As video content libraries grow bigger by the day, it is becoming difficult for viewers to find programming that appeals to them. A great solution is to recommend content for users to watch, based on their individual taste, without them having to search for it. This requires a good recommendation system that studies the viewing habit patterns of similar users. With that in mind, we have set out to create a recommender system model that employs collaborative filtering to suggest relevant videos to each specific user.
The picture below shows an easy to understand visualization of how the recommender system will work. Users with similar taste will be grouped together, so if one user in a group watches a movie that another user in the same group hasn’t watched, the system will recommend said movie to the user (that hasn’t watched it) on the basis that they will probably like it, given that they have similar taste to the former user.

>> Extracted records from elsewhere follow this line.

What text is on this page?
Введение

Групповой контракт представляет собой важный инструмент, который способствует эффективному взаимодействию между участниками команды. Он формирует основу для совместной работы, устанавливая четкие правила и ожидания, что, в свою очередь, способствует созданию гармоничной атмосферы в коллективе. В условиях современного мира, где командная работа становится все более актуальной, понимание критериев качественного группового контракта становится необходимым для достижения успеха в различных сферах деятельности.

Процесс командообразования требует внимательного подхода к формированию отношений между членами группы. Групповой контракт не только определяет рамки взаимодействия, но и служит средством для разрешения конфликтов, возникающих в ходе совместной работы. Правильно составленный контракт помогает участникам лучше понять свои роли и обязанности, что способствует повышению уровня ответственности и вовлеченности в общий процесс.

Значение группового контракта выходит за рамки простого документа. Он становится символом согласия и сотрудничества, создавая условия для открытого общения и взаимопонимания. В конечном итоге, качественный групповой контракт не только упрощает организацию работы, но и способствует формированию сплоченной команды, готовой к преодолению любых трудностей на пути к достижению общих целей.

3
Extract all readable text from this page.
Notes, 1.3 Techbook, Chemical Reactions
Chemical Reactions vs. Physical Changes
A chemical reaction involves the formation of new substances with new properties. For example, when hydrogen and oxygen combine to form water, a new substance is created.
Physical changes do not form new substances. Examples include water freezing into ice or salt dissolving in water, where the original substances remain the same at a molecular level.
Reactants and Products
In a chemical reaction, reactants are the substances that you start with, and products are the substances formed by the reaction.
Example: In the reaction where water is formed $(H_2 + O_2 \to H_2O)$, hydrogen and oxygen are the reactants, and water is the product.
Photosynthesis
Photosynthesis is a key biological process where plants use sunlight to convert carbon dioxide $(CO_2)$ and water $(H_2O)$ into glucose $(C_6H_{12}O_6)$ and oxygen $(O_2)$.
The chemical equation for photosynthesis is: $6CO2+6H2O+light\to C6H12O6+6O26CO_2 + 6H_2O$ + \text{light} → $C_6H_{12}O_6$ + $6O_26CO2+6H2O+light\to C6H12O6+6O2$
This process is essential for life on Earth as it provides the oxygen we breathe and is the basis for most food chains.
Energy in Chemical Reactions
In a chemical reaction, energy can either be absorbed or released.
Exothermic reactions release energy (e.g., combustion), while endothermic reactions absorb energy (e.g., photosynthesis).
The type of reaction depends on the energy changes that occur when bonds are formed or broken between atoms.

The figure below shows a complete diagram of how we expect the final product to look. The user will interact with our site which will give them a list of movies to rate. Based on their rating the recommender system will put them into a group and give them a selection of movies that match their preferences.
We are using the small Movielens dataset that has 100,000 ratings on 9,000 movies by 600 users.
The dataset is organized in a way that it assigns each user a unique user id, each movie a unique movie id, breaks each movie down by genre and keywords, and records each user rating on each movie.
The problem we are trying to solve is to recommend movies to people based on their tastes. In order to do this we are going to ask them to rate a list of movies, then take their ratings, run it through the system, assign them to groups. After they’re assigned to groups the model will output a selection of movies that they haven’t seen and are likely to enjoy.
Because our model is trying to learn the structure of the data in order to sort users into groups, and because our model does not know the outputs beforehand, this is an unsupervised learning problem.
A good visualization is shown below. Each row corresponds to a unique user, each column corresponds to a unique movie, and each rating in the matrix records a users rating of the movie.
The model then takes the filled out matrix and groups the user into a category with other users based on similar preferences, it will use these groups to determine what to recommend to our users. This is known as collaborative filtering.